Et elle rougit, baissant la tête, n'osant dire ce qui la préoccupait.

M. Clertan le devinait sans doute : les parents lisent si facilement dans l'âme de leurs enfants ! Il reprit :

- Te rappelles-tu, petite fille, pourquoi j'ai voulu que tu eusses le nom d'Aimée ?

L'enfant releva la tête, et fixant ses grands yeux bleus sur ceux du vieillard, elle répondit en soupirant :

- Oui, grand-père. Votre plus cher désir, c'était que je fusse aimée de tous, et vous m'avez donne le nom d'Aimée pour me le rappeler sans cesse.

Mais pourtant, grand-père, reprit Aimée après un instant de silence, il ne suffit pas de vouloir être aimée de tous pour y arriver.
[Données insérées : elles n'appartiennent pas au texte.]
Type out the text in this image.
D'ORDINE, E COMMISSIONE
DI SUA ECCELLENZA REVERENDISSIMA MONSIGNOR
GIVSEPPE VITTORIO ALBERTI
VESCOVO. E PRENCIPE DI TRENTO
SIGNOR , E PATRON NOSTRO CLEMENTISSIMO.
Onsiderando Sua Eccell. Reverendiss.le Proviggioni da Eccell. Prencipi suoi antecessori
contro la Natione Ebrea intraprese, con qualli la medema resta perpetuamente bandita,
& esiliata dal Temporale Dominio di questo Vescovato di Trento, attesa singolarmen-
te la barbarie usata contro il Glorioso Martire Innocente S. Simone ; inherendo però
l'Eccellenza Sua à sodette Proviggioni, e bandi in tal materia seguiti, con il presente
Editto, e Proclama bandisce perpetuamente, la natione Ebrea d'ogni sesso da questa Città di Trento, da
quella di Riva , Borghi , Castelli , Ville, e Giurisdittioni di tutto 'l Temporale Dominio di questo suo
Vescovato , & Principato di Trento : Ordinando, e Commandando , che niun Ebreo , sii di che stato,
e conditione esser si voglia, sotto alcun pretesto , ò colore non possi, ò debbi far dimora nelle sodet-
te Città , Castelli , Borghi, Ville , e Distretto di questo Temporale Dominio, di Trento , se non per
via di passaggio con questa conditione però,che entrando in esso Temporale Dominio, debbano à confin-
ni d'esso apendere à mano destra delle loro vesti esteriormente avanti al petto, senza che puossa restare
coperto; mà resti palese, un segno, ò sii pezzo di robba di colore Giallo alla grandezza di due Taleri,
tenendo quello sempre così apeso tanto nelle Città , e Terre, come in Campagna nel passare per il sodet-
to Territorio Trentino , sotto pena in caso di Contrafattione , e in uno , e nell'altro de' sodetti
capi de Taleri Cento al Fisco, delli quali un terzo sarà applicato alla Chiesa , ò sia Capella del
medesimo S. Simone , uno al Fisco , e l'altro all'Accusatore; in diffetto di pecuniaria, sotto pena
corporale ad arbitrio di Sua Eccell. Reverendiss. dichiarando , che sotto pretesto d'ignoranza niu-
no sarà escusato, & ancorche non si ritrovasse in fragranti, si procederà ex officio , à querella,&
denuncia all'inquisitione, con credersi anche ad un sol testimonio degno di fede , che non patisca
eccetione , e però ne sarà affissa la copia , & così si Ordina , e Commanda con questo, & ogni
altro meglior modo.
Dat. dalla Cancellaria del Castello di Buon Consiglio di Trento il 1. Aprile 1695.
Si l'on me déteste sans que je le mérite, qu'est-ce que je puis y faire ?

Le grand-père prit l'enfant dans ses bras, et l'assit sur ses genoux :

- Petite fille, lui dit-il gravement, croyez-vous donc que la victoire la plus noble, celle qui consiste à attirer à soi l'amour de ses semblables, puisse s'obtenir sans effort ? S'il en était ainsi, fillette, je me soucierais moins du beau nom que vous portez. Aimée, petite Aimée, on n'obtient rien ici-bas sans effort, sans lutte, sans courage ! Le soldat n'hésite pas à donner sa, vie pour conquérir le nom de brave ; et tu voudrais, mon enfant, que les plus difficiles victoires, les victoires du cœur, ne coûtassent rien à gagner ?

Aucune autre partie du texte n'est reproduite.